His guests left soon after, thanking my father for the party. The women, including my mother, Yvonne, Gerita, the harpist, and the roommates, were upstairs. We men took the front stoop.
“Is it Gotto?” my Uncle Cy asked. “Gotto or Gambolini or something like that? Was Chris one of them?”
“Maybe he wasn’t but he wanted to be,” Leon said. “I was thinking they had to shoot at him to initiate him.”
“Who knows? What if they missed and killed him instead? I never heard of such a thing, but who the hell knows?” Cy leaned back on his elbows. “I was beginning to like him,” he said. “He was a snook but I liked him anyway.”
“That’s the past tense,” Leon pointed out.
“So it is,” Cy said, nodding. He’d pulled off his suspenders and unbuttoned the top button of his pants. Men in our family develop a certain sagginess in their old age.
My father watched the street and I took my cue from him. What was there? Our neighbors’ new cyclone fence, ugly enough on its own, but now made uglier by a threatening sign from the sheriff’s department on the gate. I could almost read the words from where we sat. They’d been among the first to leave after the shooting, though I knew they were peeking out from their curtains to keep posted. Or maybe my father was remembering when we were all little children, three boys and a girl, a brown-haired, shy, sensitive girl who never seemed to be the one who’d cause trouble. I tried to imagine what worries must be specific to fathers concerning daughters, but how could I?
I said, “Yvonne says you have to change your life every now and then.”
“Yeah?” Cy said. “Yeah?” He appeared to think about it. “Hunh,” he said. “Today must count for something.”
“Yvonne has been reincarnated as a lunatic,” Leon said.

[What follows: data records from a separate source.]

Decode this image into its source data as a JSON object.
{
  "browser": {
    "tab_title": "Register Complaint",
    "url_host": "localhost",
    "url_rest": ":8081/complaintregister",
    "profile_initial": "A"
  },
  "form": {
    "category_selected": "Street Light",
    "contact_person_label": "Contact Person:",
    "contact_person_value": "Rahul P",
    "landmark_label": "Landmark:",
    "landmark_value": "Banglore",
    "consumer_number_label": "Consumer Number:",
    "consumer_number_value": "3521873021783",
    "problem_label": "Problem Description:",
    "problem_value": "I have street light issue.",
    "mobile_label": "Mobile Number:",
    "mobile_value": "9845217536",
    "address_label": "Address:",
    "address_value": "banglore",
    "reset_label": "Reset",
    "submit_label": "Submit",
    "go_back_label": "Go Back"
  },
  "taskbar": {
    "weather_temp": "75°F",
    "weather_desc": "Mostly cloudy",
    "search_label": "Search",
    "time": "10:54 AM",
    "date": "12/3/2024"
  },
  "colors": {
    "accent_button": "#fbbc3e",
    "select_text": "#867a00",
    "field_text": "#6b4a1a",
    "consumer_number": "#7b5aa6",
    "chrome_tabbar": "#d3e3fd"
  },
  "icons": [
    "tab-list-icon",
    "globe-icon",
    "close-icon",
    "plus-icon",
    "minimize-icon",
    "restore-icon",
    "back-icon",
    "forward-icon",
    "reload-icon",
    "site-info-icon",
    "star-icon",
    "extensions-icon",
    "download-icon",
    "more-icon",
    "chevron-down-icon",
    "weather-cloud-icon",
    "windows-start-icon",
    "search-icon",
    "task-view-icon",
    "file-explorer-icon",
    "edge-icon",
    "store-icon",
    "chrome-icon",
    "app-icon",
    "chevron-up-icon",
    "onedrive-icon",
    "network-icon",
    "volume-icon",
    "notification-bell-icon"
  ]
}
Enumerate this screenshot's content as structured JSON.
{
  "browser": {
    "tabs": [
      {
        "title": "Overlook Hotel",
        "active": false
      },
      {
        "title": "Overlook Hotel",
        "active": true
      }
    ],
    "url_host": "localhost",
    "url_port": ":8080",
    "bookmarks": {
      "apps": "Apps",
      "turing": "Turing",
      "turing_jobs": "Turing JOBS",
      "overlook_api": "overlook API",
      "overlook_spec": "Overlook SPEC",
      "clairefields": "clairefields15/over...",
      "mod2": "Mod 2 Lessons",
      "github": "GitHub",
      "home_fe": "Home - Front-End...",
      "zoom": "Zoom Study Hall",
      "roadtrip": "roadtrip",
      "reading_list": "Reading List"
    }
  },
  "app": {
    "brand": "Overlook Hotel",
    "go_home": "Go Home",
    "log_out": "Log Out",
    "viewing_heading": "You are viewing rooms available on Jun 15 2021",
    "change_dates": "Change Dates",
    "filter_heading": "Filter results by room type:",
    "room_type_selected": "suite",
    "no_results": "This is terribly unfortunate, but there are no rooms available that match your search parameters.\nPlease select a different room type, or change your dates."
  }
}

But my father said nothing. He wiped his hand through his slick, thin hair. I thought through all the parts of his life I knew about: my mother, his business partner Mr. Payton, my brother Milo in California, now Yvonne’s new husband, Yvonne herself. It suddenly seemed to me, sitting there next to him, that I was him, I was my father and his life was happening to me, sitting on my house’s front stoop, defeated. I was a man who’d somehow ended up here, married to a woman I no longer felt sparks with, working with a man I couldn’t trust, ashamed for having lost my oldest son, so weak as to have allowed my daughter her foolish marriage, looking out a neighborhood gone not bad, but askew, with cyclone fences and Gypsies and shootings at weddings.

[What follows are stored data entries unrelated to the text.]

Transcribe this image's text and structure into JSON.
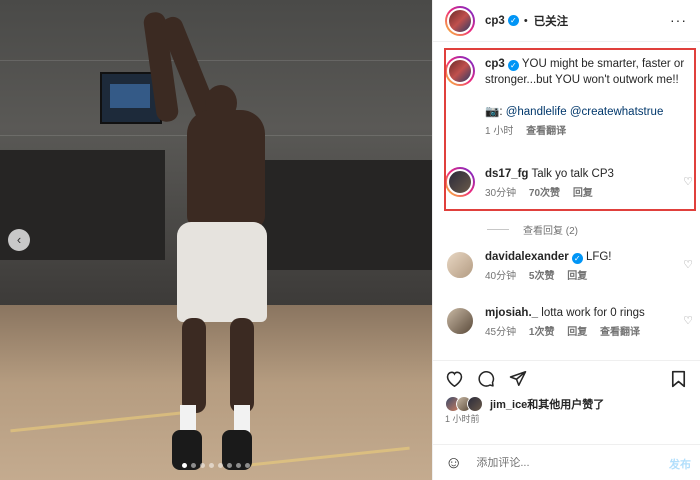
{
  "photo": {
    "carousel_dots": 8,
    "active_dot": 0,
    "prev_label": "‹"
  },
  "header": {
    "username": "cp3",
    "separator": "•",
    "follow_state": "已关注",
    "more_label": "···"
  },
  "caption": {
    "username": "cp3",
    "text": "YOU might be smarter, faster or stronger...but YOU won't outwork me!!",
    "tag_prefix": "📷:",
    "tag1": "@handlelife",
    "tag2": "@createwhatstrue",
    "time": "1 小时",
    "translate": "查看翻译"
  },
  "comments": [
    {
      "username": "ds17_fg",
      "text": "Talk yo talk CP3",
      "time": "30分钟",
      "likes": "70次赞",
      "reply": "回复",
      "verified": false
    },
    {
      "username": "davidalexander",
      "text": "LFG!",
      "time": "40分钟",
      "likes": "5次赞",
      "reply": "回复",
      "verified": true
    },
    {
      "username": "mjosiah._",
      "text": "lotta work for 0 rings",
      "time": "45分钟",
      "likes": "1次赞",
      "reply": "回复",
      "translate": "查看翻译",
      "verified": false
    }
  ],
  "view_replies": "查看回复 (2)",
  "actions": {
    "like_icon": "heart-icon",
    "comment_icon": "comment-icon",
    "share_icon": "share-icon",
    "save_icon": "bookmark-icon"
  },
  "likes_text": "jim_ice和其他用户赞了",
  "posted_ago": "1 小时前",
  "add_comment": {
    "placeholder": "添加评论...",
    "post_label": "发布"
  },
  "colors": {
    "verified": "#0095f6",
    "highlight_box": "#e0403c",
    "link": "#00376b"
  }
}
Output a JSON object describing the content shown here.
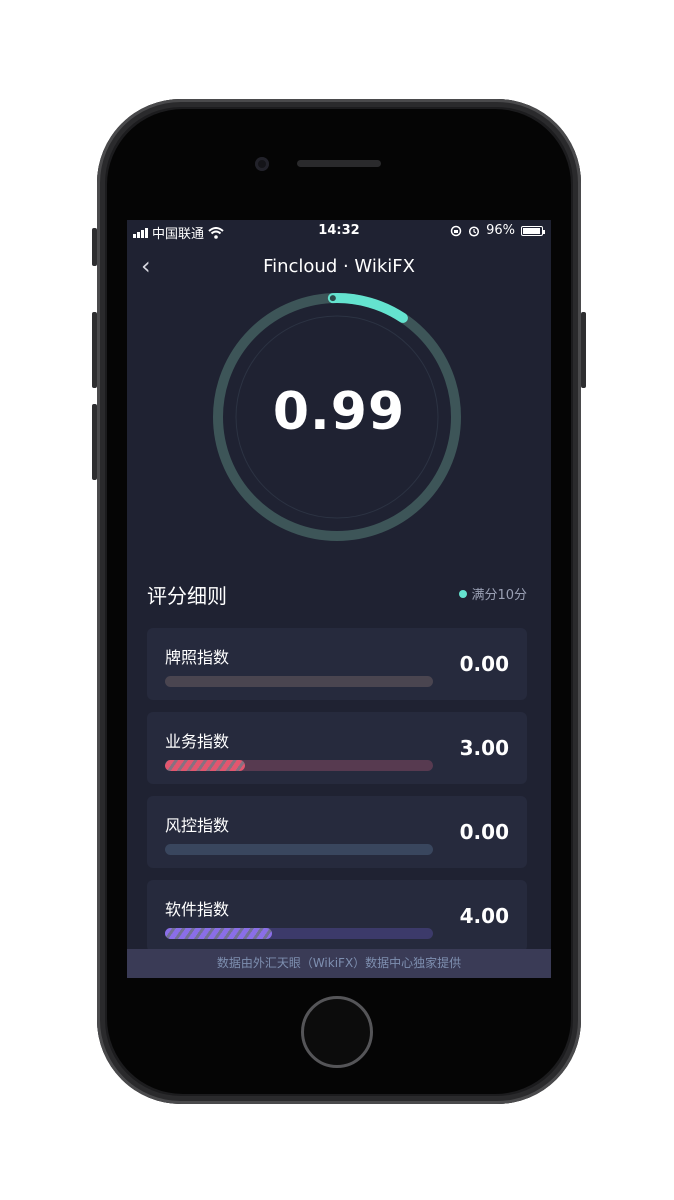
{
  "status": {
    "carrier": "中国联通",
    "time": "14:32",
    "battery": "96%",
    "battery_level": 0.96
  },
  "nav": {
    "back_glyph": "‹",
    "title": "Fincloud · WikiFX"
  },
  "score": {
    "value": "0.99",
    "max": 10
  },
  "section": {
    "title": "评分细则",
    "legend": "满分10分"
  },
  "indices": [
    {
      "label": "牌照指数",
      "value": "0.00",
      "level": 0.0,
      "track_color": "#4a4550",
      "fill_color": "#4a4550"
    },
    {
      "label": "业务指数",
      "value": "3.00",
      "level": 0.3,
      "track_color": "#573a50",
      "fill_color": "#e2566f"
    },
    {
      "label": "风控指数",
      "value": "0.00",
      "level": 0.0,
      "track_color": "#39465e",
      "fill_color": "#39465e"
    },
    {
      "label": "软件指数",
      "value": "4.00",
      "level": 0.4,
      "track_color": "#3c3a6a",
      "fill_color": "#8a6ee8"
    }
  ],
  "footer": {
    "text": "数据由外汇天眼（WikiFX）数据中心独家提供"
  },
  "colors": {
    "background": "#1f2232",
    "accent": "#64e3cf",
    "card": "#262a3d"
  }
}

“How does she propose to do such a thing?” my father said. “How does she exactly change her life?” He was tired and sad and beaten. Yes, I thought, tired and sad and beaten myself, how does this miracle come about?

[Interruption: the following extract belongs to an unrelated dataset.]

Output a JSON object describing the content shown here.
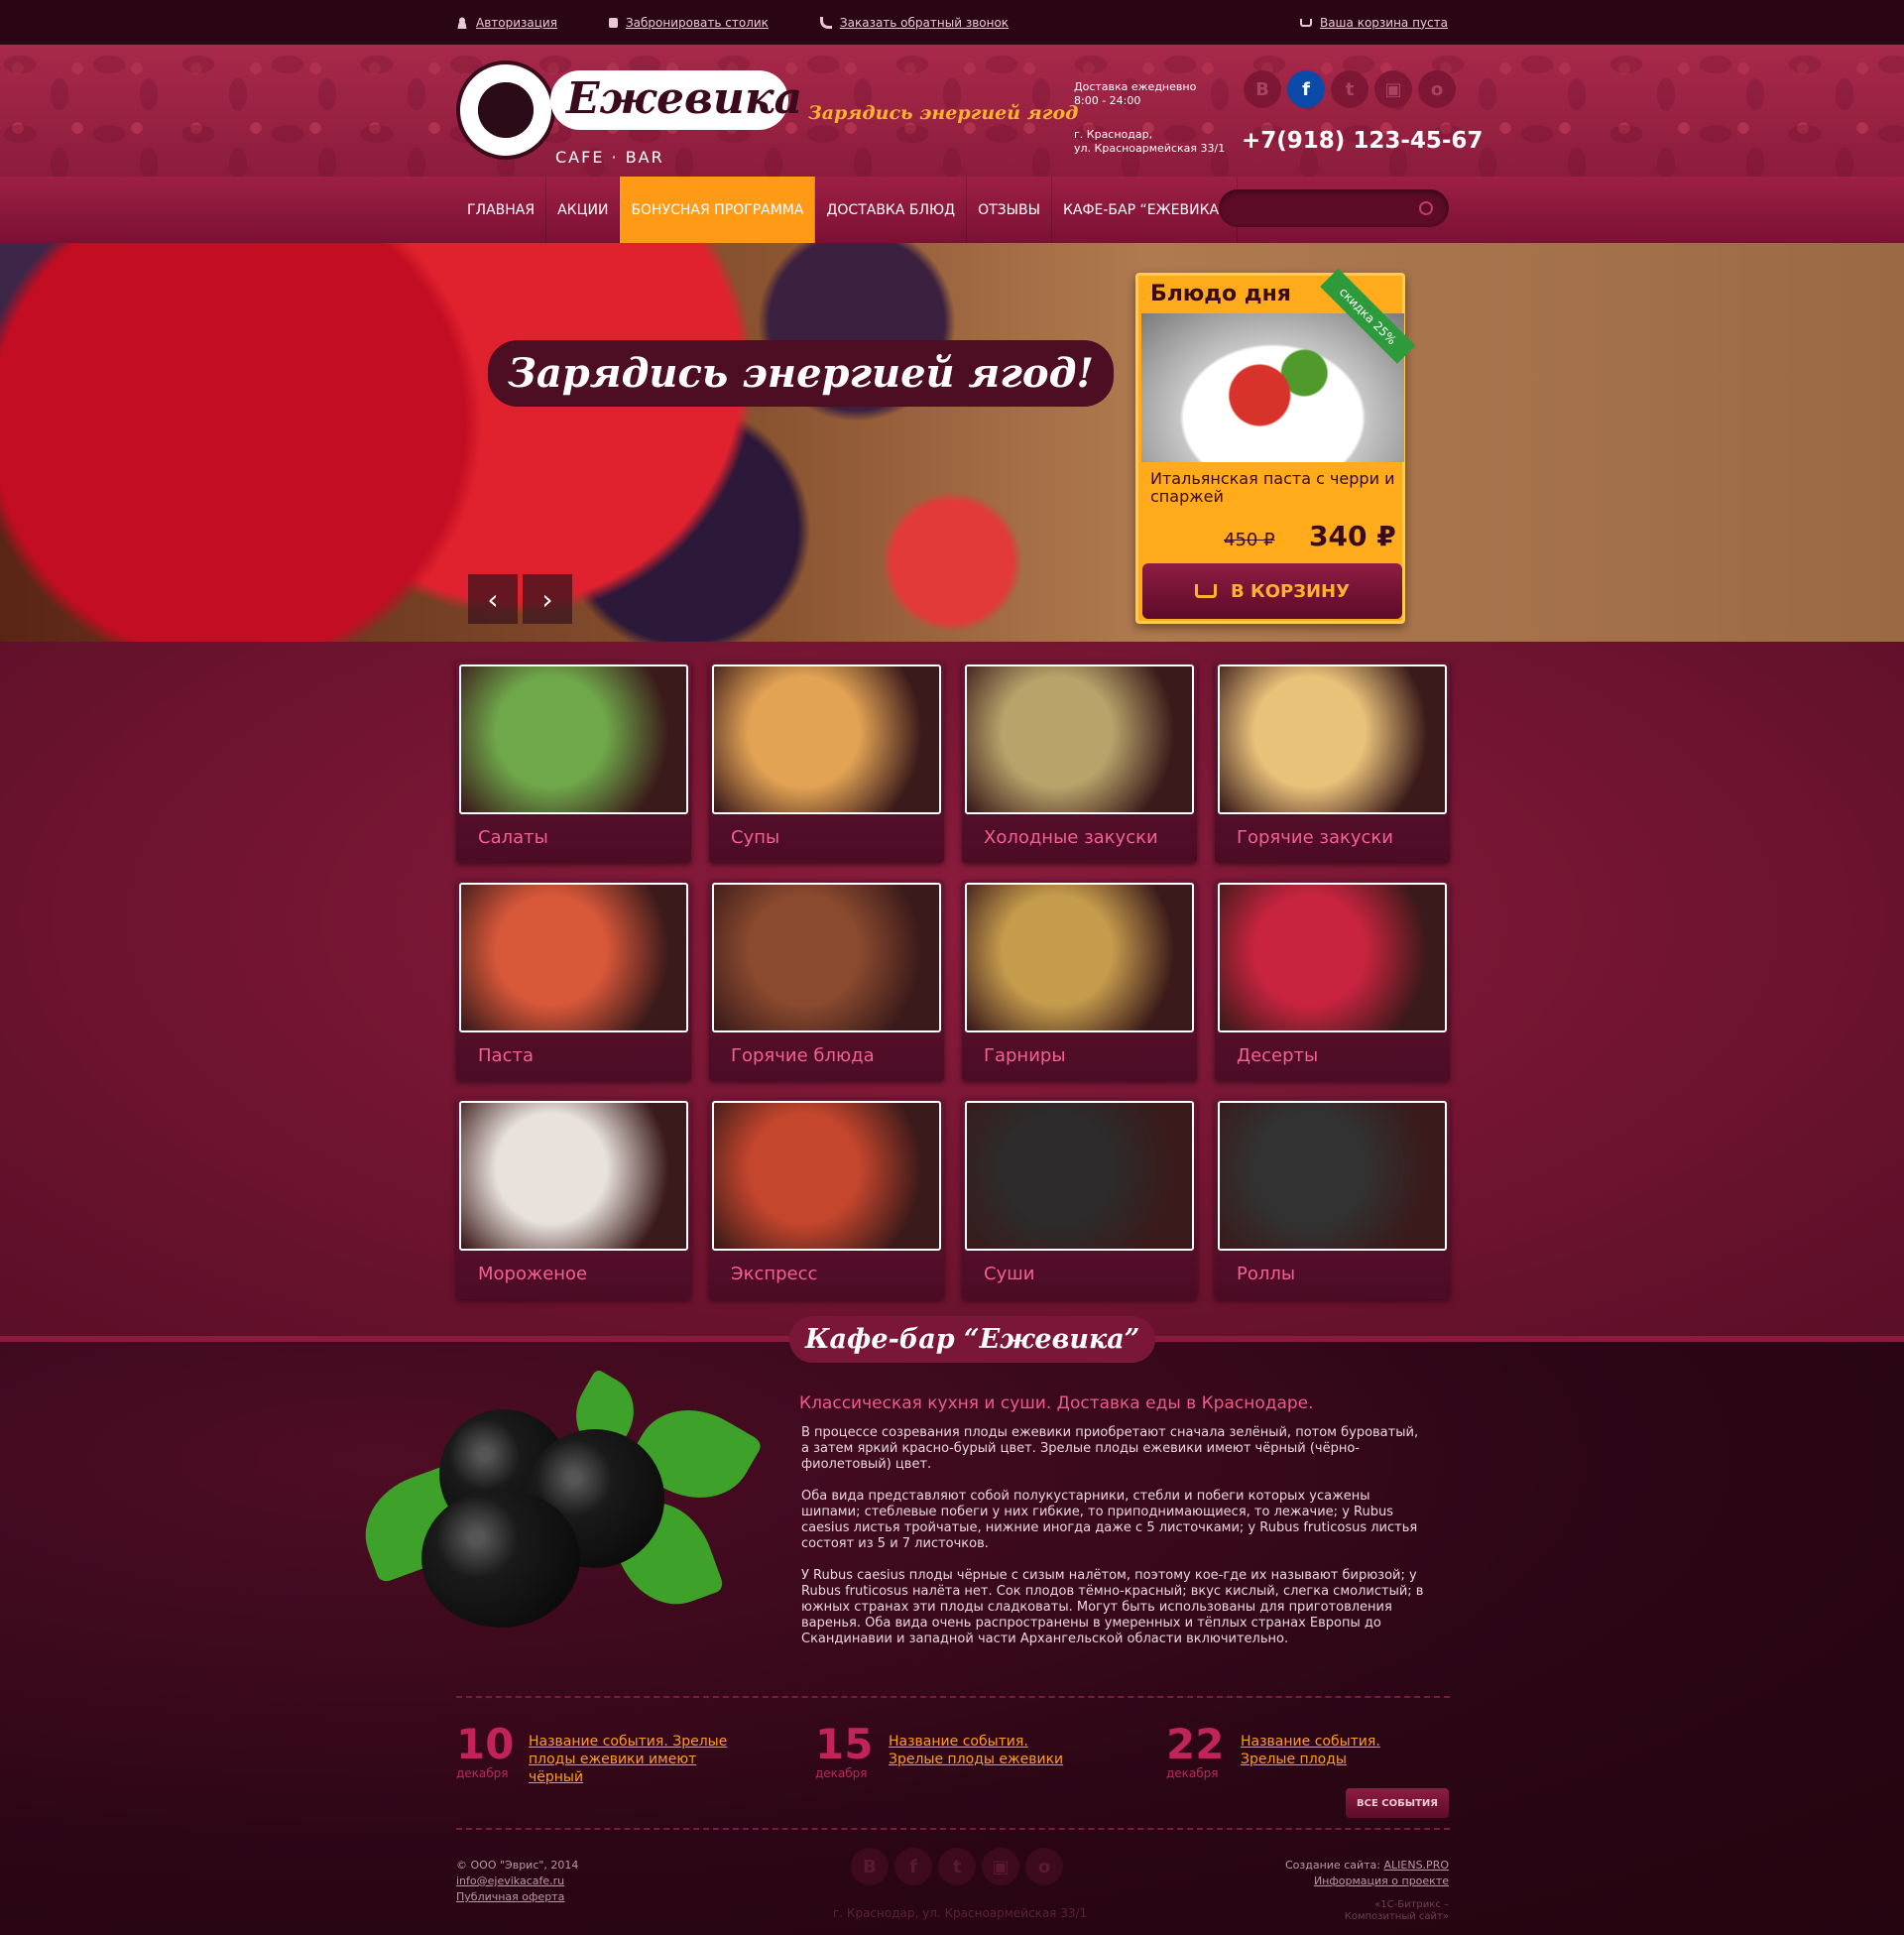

When there wasn’t anything left of the evening, when we’d made as much sense of the senseless as we could, we left the scene of today’s crime, the bloodstained patch of dirt by the front walk, the plastic champagne glasses upended like futuristic mushrooms grown out of some futuristic mulchy rain, the hulking shadow of the pink Gypsy house on the corner—we left it and entered our well-lit house, where soon we would be joined by the women. By then, my father would be his unfathomable self once again and I would be me, sent to retrieve my Cousin Gerita’s Spitfire.